Haitian workers’ rights violated as IFC decision looms

1 October 2003

The first factory in a new free trade zone along the Haitian-Dominican border opened in August. Three hundred workers have been hired to assemble Levi’s Jeans in the first of three factories to be built by the Dominican company Grupo M with support pending from the World Bank’s private-sector arm, the International Finance Corporation (IFC).

During the recent World Bank Annual Meetings in Dubai, labour union representatives lobbied Peter Woicke, head of the IFC, for assurances that any support would be given on the condition that Grupo M agreed to protect core labour standards. Woicke committed to the application of the core labour standards to future IFC loans and would “consider” their application to the pending Grupo M case. Initially the IFC had expressed faith that the company’s declared intentions to respect employees’ freedom of association and consumer reluctance to buy “sweatshop” goods were sufficient guarantees.

Within weeks of the first factory opening, twenty workers have been fired for asking for improved conditions. The Haitian NGO, Groupe d’Appui aux Rapatries et Refugies, reports that employees have been forbidden to organise themselves or discuss politics while inside the zone. Concerns for workers’ rights have increased following the July 16th report in the Haiti Progres newspaper that Grupo M’s private security force for the new free zone is headed by a “renowned criminal”.

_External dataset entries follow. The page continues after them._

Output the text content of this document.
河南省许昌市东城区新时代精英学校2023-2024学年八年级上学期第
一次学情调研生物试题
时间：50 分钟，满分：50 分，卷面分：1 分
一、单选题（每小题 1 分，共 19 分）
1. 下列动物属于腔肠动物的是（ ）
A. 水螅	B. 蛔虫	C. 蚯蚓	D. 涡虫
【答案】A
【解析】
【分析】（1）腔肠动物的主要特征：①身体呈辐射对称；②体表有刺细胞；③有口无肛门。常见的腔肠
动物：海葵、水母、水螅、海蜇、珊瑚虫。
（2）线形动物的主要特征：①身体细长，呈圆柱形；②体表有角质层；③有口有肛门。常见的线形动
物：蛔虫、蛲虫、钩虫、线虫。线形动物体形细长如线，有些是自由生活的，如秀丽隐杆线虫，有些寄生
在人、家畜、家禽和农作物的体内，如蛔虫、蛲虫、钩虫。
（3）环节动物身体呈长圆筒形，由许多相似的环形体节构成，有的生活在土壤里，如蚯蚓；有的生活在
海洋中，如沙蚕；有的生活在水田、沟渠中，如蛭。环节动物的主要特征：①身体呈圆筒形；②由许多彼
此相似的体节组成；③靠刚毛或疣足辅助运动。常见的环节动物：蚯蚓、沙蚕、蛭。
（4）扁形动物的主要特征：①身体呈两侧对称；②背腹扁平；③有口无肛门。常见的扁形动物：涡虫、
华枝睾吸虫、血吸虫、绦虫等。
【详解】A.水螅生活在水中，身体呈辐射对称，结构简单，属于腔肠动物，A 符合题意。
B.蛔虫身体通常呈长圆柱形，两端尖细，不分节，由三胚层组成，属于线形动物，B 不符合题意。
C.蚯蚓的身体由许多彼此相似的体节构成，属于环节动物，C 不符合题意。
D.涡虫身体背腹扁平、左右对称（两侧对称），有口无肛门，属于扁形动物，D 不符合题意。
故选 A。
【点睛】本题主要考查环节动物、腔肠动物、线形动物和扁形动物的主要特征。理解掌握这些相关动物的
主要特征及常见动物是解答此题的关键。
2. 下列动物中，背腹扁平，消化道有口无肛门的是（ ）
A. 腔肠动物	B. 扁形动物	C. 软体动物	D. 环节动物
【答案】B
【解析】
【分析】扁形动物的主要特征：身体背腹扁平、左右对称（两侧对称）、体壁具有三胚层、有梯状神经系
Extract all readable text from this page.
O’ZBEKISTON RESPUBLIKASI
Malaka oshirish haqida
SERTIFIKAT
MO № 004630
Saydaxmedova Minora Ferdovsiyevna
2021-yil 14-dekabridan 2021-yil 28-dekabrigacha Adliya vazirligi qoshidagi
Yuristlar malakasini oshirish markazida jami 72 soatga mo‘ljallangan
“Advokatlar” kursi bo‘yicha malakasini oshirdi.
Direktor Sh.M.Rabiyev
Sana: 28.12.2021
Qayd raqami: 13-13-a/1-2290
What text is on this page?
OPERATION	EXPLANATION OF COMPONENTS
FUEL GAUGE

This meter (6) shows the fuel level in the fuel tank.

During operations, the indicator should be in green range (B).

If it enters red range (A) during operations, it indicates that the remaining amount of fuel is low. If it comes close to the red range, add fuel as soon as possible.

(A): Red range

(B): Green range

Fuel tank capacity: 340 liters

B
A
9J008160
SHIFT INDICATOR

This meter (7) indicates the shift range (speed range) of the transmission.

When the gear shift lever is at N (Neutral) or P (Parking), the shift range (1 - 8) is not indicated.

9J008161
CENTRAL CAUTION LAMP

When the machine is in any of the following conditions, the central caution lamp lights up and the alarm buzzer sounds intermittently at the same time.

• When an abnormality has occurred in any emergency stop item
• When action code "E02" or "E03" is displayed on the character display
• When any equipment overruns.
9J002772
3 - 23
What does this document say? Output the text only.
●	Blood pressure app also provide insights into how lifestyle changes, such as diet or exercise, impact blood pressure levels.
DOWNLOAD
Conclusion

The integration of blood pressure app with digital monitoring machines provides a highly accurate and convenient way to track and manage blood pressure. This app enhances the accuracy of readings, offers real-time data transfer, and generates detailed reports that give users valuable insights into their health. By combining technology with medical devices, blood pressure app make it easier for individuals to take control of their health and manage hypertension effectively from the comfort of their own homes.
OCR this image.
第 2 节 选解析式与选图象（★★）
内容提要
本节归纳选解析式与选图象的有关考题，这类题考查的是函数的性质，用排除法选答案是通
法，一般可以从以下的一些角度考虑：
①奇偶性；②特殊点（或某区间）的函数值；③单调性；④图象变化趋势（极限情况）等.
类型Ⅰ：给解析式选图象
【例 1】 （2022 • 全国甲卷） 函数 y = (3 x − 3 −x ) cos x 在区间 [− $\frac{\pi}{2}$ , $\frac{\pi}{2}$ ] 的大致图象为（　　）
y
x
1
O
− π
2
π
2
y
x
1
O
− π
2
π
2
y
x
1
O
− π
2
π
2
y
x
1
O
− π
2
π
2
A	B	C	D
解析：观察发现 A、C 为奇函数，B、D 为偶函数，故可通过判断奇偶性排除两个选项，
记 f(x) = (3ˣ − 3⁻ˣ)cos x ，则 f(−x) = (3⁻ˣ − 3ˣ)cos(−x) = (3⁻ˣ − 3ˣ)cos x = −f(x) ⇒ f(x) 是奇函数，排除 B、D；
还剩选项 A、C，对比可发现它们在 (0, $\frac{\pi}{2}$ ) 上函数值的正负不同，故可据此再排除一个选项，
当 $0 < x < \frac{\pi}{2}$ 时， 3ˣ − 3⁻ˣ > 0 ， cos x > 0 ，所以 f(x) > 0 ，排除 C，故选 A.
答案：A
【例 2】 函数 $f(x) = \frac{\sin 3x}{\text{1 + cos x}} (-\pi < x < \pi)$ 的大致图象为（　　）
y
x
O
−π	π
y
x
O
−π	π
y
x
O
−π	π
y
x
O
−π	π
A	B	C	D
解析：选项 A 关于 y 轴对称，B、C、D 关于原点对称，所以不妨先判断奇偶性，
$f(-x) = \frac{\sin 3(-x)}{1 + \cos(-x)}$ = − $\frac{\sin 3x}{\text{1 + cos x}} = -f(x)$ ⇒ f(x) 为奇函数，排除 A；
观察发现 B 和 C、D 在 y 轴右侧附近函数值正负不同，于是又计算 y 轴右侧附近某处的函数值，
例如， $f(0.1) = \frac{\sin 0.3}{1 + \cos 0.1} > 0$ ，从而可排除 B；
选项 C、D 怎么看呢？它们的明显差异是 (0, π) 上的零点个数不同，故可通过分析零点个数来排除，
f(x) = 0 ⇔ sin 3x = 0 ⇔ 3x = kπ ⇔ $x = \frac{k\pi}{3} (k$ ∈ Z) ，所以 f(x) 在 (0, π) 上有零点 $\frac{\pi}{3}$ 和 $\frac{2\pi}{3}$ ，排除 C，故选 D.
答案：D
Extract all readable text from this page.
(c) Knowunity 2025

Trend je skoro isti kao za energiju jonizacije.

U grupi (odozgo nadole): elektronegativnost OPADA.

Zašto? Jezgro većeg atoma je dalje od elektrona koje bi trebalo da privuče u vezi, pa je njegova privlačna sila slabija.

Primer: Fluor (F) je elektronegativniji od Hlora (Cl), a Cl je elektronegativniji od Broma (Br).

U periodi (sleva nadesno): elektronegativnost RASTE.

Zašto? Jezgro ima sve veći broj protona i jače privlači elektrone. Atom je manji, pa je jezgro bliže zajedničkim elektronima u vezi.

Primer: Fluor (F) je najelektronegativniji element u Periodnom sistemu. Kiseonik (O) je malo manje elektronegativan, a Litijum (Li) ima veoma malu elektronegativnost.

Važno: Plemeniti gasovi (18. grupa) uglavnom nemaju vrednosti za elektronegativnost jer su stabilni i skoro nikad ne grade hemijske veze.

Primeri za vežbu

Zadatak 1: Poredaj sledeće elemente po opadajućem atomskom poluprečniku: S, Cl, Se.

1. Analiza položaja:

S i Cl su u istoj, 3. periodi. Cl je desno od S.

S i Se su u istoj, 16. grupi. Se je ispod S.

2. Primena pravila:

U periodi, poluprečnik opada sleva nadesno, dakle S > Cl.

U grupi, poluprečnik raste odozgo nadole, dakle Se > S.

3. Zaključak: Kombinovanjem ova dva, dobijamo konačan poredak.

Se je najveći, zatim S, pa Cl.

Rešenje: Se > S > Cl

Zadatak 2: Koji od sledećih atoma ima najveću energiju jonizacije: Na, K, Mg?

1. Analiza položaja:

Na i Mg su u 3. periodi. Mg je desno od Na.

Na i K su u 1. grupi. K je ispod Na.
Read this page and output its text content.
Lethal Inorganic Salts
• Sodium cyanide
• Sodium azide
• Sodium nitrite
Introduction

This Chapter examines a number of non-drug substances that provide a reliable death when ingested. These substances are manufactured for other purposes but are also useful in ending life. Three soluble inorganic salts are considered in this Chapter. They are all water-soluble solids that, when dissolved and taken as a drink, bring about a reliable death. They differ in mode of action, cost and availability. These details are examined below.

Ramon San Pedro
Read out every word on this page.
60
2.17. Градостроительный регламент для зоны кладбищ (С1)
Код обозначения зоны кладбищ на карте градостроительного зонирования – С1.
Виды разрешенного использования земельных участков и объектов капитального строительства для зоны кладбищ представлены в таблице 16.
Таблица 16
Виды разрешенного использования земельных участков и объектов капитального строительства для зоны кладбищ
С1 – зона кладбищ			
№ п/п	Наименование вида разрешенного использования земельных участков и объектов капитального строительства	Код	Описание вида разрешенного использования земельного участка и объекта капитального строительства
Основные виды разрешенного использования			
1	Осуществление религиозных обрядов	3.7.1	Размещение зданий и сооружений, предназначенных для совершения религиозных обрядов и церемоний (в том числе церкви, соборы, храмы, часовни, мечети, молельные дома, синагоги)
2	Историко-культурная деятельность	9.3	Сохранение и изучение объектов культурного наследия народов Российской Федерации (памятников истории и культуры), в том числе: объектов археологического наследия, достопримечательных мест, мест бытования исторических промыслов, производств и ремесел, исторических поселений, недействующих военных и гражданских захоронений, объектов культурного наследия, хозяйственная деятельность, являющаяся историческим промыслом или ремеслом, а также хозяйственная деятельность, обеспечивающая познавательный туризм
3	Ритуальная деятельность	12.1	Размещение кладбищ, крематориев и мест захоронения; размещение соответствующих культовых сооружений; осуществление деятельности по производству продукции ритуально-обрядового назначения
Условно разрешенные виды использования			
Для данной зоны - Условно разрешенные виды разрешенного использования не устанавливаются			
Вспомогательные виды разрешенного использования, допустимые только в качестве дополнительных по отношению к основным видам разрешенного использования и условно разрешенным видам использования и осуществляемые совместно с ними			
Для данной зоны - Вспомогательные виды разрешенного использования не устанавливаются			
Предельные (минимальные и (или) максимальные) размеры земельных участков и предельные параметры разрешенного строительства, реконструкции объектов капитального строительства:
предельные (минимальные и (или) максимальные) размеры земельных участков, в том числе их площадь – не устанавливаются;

Villardouin Joseph, a member of a local peasant farmers association, was released from prison on 4 September. Joseph had been arrested by police on 22 May for supposed involvement with resistance to the seizure of farmland for the construction of the free trade zone. No paperwork relating to his arrest and detention was presented to him, and during his three and half months in prison he did not appear before any judge.